Plusieurs facteurs expliqueraient la «lenteur» de la contre-offensive ukrainienne. Les spécialistes répètent depuis des semaines que de telles opérations prennent du temps, évoquant une «stratégie délibérée visant à épuiser l'ennemi». La nature jouerait également en défaveur des attaquants. La repousse sauvage des broussailles dans le sud du pays, alimentée par la chaleur estivale, «ralentit probablement les combats», estime, ce jeudi, le ministère britannique de la Défense. Cette végétation aiderait à camoufler les positions russes et rendrait les champs de mines plus difficiles à nettoyer.
Pourtant, malgré ces «circonstances atténuantes», la contre-offensive est jugée plutôt sévèrement par les analystes et les responsables occidentaux s'exprimant anonymement dans les médias.
Des erreurs tactiques ont effectivement été commises: la plus célèbre, au tout début des opérations, a fait perdre à l'Ukraine 25 véhicules en quelques minutes, dont quatre précieux chars Leopard 2 de conception allemande.
C'est précisément à cause de cela que la contre-offensive a déçu les attentes de l'Ouest, qui a infusé des milliards de dollars pour renforcer les forces de Kiev. Les armes occidentales modernes, longuement réclamées par le président Zelensky, ne semblent pas avoir fait la différence. Au même titre que la coûteuse formation dispensée par les pays de l'Otan à quelque 36 000 soldats ukrainiens.

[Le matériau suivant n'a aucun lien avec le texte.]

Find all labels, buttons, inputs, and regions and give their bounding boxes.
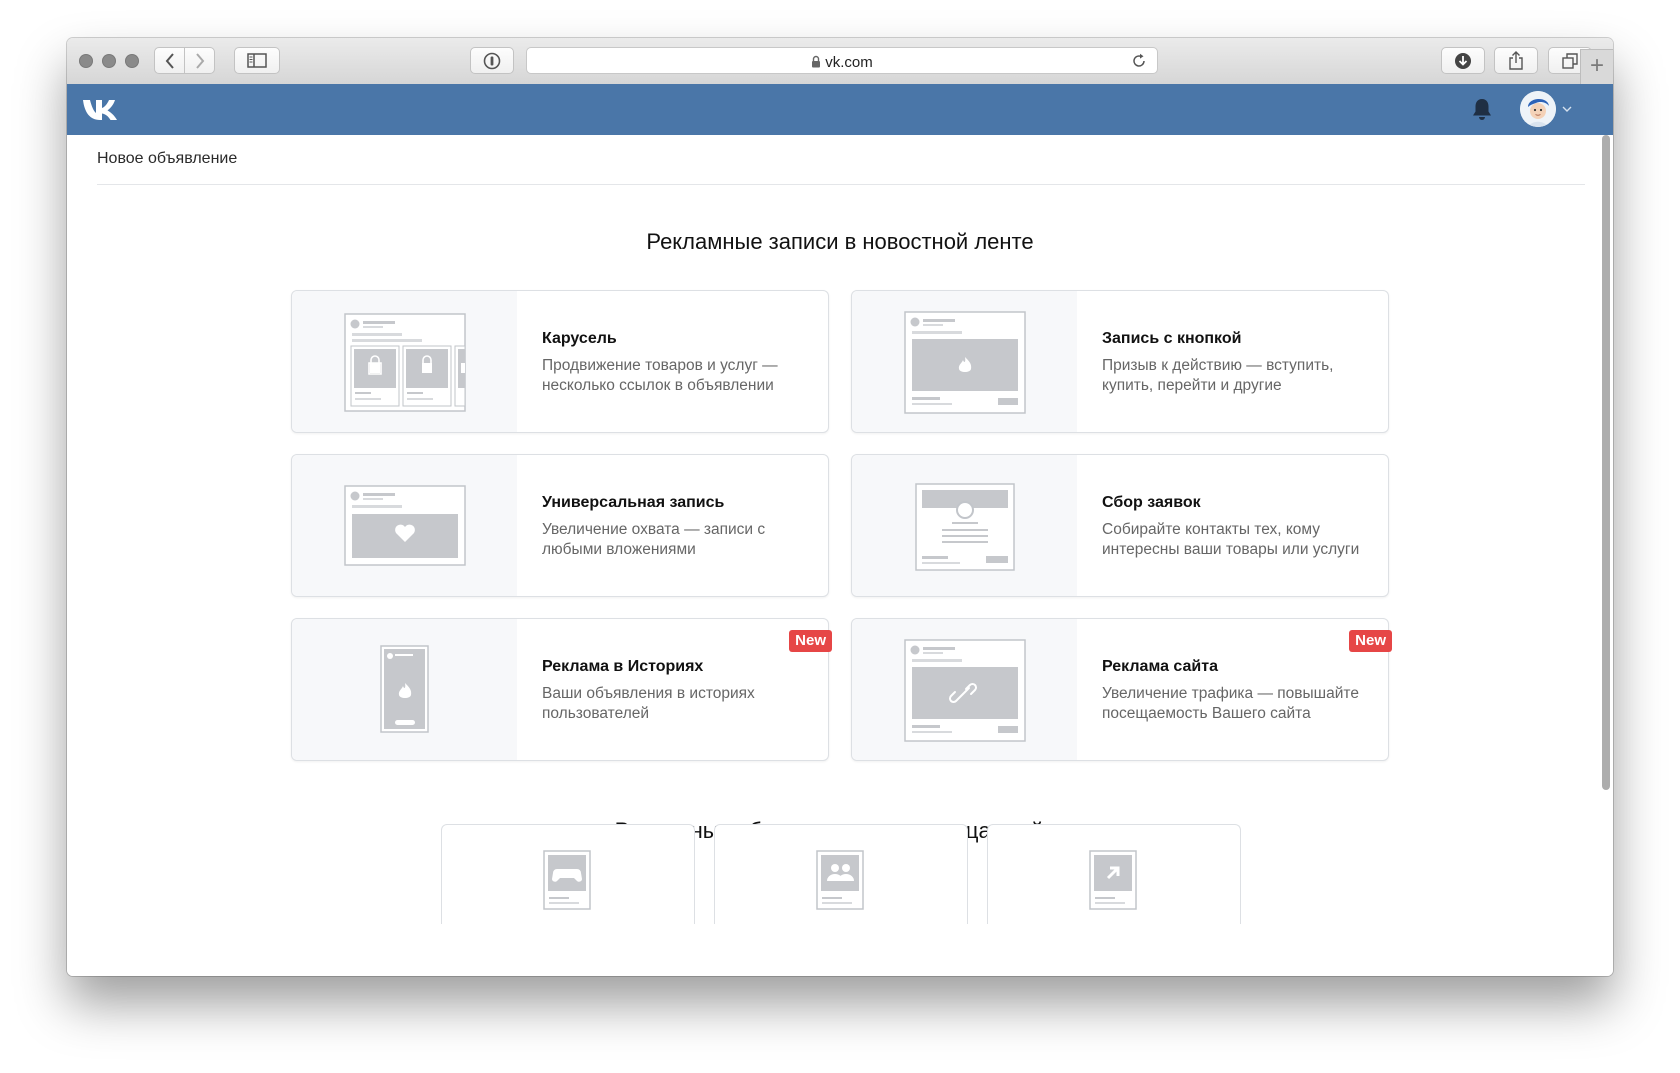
lead-form-illustration xyxy=(852,455,1077,596)
breadcrumb-divider xyxy=(97,184,1585,185)
card-description: Ваши объявления в историях пользователей xyxy=(542,685,755,722)
zoom-window-button[interactable] xyxy=(125,54,139,68)
ad-card-button-post[interactable]: Запись с кнопкой Призыв к действию — вст… xyxy=(851,290,1389,433)
chevron-down-icon[interactable] xyxy=(1562,106,1572,112)
sidebar-toggle-button[interactable] xyxy=(234,47,280,74)
downloads-button[interactable] xyxy=(1441,47,1485,74)
breadcrumb: Новое объявление xyxy=(97,150,238,167)
avatar[interactable] xyxy=(1520,91,1556,127)
ad-card-apps[interactable] xyxy=(441,824,695,924)
new-badge: New xyxy=(1349,630,1392,652)
card-title: Реклама сайта xyxy=(1102,658,1218,675)
notification-bell-icon[interactable] xyxy=(1471,97,1493,121)
page-scrollbar[interactable] xyxy=(1602,135,1610,790)
chevron-left-icon xyxy=(165,52,174,69)
browser-window: vk.com + Новое объявление Рекламные запи… xyxy=(67,38,1613,976)
card-description: Собирайте контакты тех, кому интересны в… xyxy=(1102,521,1360,558)
vk-header xyxy=(67,84,1613,135)
download-icon xyxy=(1455,52,1471,69)
share-icon xyxy=(1509,51,1523,70)
ad-card-community[interactable] xyxy=(714,824,968,924)
card-description: Увеличение трафика — повышайте посещаемо… xyxy=(1102,685,1359,722)
website-illustration xyxy=(852,619,1077,760)
card-title: Сбор заявок xyxy=(1102,494,1201,511)
card-description: Увеличение охвата — записи с любыми влож… xyxy=(542,521,766,558)
tabs-icon xyxy=(1562,52,1578,69)
lock-icon xyxy=(812,55,821,68)
stories-illustration xyxy=(292,619,517,760)
sidebar-icon xyxy=(247,53,267,68)
card-title: Карусель xyxy=(542,330,617,347)
password-icon xyxy=(483,52,501,69)
universal-post-illustration xyxy=(292,455,517,596)
card-title: Универсальная запись xyxy=(542,494,725,511)
ad-card-external-site[interactable] xyxy=(987,824,1241,924)
gamepad-icon xyxy=(543,850,591,910)
address-bar[interactable]: vk.com xyxy=(526,47,1158,74)
ad-card-universal-post[interactable]: Универсальная запись Увеличение охвата —… xyxy=(291,454,829,597)
ad-card-website[interactable]: Реклама сайта Увеличение трафика — повыш… xyxy=(851,618,1392,761)
card-description: Призыв к действию — вступить, купить, пе… xyxy=(1102,357,1334,394)
chevron-right-icon xyxy=(195,52,204,69)
ad-card-carousel[interactable]: Карусель Продвижение товаров и услуг — н… xyxy=(291,290,829,433)
url-text: vk.com xyxy=(825,54,873,71)
new-tab-button[interactable]: + xyxy=(1580,49,1613,84)
community-icon xyxy=(816,850,864,910)
card-title: Реклама в Историях xyxy=(542,658,704,675)
password-manager-button[interactable] xyxy=(470,47,514,74)
ad-card-stories[interactable]: Реклама в Историях Ваши объявления в ист… xyxy=(291,618,832,761)
share-button[interactable] xyxy=(1494,47,1538,74)
minimize-window-button[interactable] xyxy=(102,54,116,68)
ad-card-lead-form[interactable]: Сбор заявок Собирайте контакты тех, кому… xyxy=(851,454,1389,597)
forward-button[interactable] xyxy=(184,47,215,74)
feed-section-title: Рекламные записи в новостной ленте xyxy=(646,229,1034,254)
back-button[interactable] xyxy=(154,47,185,74)
close-window-button[interactable] xyxy=(79,54,93,68)
vk-logo-icon[interactable] xyxy=(81,96,119,122)
button-post-illustration xyxy=(852,291,1077,432)
external-link-icon xyxy=(1089,850,1137,910)
new-badge: New xyxy=(789,630,832,652)
card-title: Запись с кнопкой xyxy=(1102,330,1242,347)
carousel-illustration xyxy=(292,291,517,432)
user-avatar-icon xyxy=(1520,91,1556,127)
card-description: Продвижение товаров и услуг — несколько … xyxy=(542,357,778,394)
reload-icon[interactable] xyxy=(1131,53,1147,69)
browser-toolbar: vk.com + xyxy=(67,38,1613,85)
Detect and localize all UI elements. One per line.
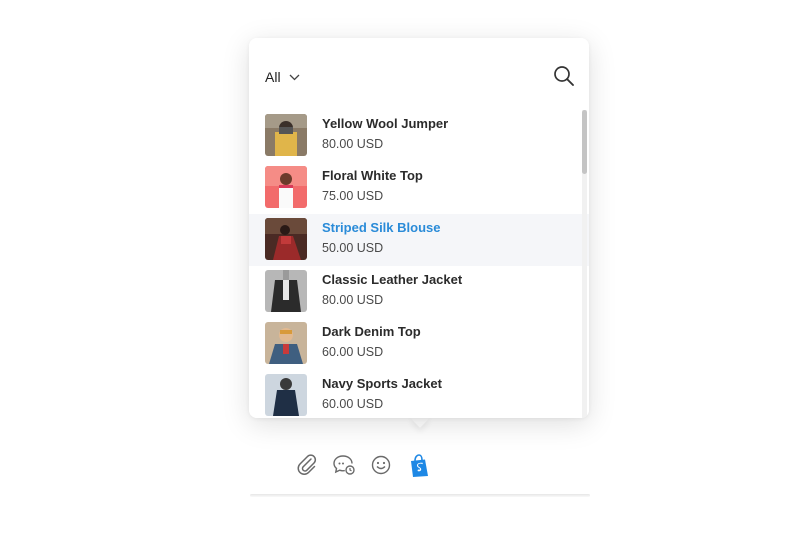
product-item[interactable]: Dark Denim Top 60.00 USD (249, 318, 589, 370)
product-thumbnail (265, 374, 307, 416)
product-name: Dark Denim Top (322, 324, 421, 339)
product-name: Floral White Top (322, 168, 423, 183)
product-item[interactable]: Striped Silk Blouse 50.00 USD (249, 214, 589, 266)
product-item[interactable]: Yellow Wool Jumper 80.00 USD (249, 110, 589, 162)
chevron-down-icon (289, 68, 300, 86)
product-price: 60.00 USD (322, 397, 384, 411)
chat-bubble-icon[interactable] (332, 454, 356, 481)
picker-header: All (249, 38, 589, 110)
product-thumbnail (265, 270, 307, 312)
smiley-icon[interactable] (370, 454, 392, 481)
scrollbar-thumb[interactable] (582, 110, 587, 174)
search-icon[interactable] (553, 65, 575, 92)
product-price: 50.00 USD (322, 241, 384, 255)
product-list[interactable]: Yellow Wool Jumper 80.00 USD Floral Whit… (249, 110, 589, 418)
composer-toolbar (241, 430, 595, 494)
product-thumbnail (265, 218, 307, 260)
product-item[interactable]: Floral White Top 75.00 USD (249, 162, 589, 214)
product-name: Navy Sports Jacket (322, 376, 442, 391)
product-price: 80.00 USD (322, 293, 384, 307)
product-item[interactable]: Navy Sports Jacket 60.00 USD (249, 370, 589, 418)
product-thumbnail (265, 114, 307, 156)
shopify-bag-icon[interactable] (408, 454, 430, 483)
product-thumbnail (265, 166, 307, 208)
paperclip-icon[interactable] (296, 454, 318, 481)
product-item[interactable]: Classic Leather Jacket 80.00 USD (249, 266, 589, 318)
scrollbar[interactable] (582, 110, 587, 418)
product-price: 75.00 USD (322, 189, 384, 203)
product-picker-popup: All Yellow Wool Jumper 80.00 USD Floral … (249, 38, 589, 418)
product-price: 60.00 USD (322, 345, 384, 359)
product-name: Classic Leather Jacket (322, 272, 463, 287)
composer-divider (250, 494, 590, 497)
product-price: 80.00 USD (322, 137, 384, 151)
product-name: Yellow Wool Jumper (322, 116, 449, 131)
product-thumbnail (265, 322, 307, 364)
collection-filter-label: All (265, 68, 281, 85)
product-name: Striped Silk Blouse (322, 220, 441, 235)
collection-filter-dropdown[interactable]: All (265, 67, 300, 86)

«Equipées d'armes américaines de pointe et présentées comme l'avant-garde d'un assaut majeur, les troupes formées par les Etats-Unis se sont enlisées dans les champs de mines russes, sous le feu constant de l'artillerie et des hélicoptères», analyse mercredi le New York Times. Qui enfonce le clou:
Face à cette situation, Kiev a décidé de changer de stratégie, rapporte le quotidien américain. Les commandants militaires ukrainiens vont désormais se concentrer sur l'usure des forces russes avec de l'artillerie et des missiles à longue portée, au lieu de lancer de vastes attaques mécanisées sous le feu de l'ennemi.
Autrement dit, l'armée ukrainienne va mettre de côté les méthodes de combat américaines pour revenir aux tactiques qu'elle connaît le mieux. Une deuxième vague de forces entraînées par l'Occident est attendue dans le Sud, mais ces soldats devraient y mener des attaques à petite échelle, pour tenter de percer les lignes russes.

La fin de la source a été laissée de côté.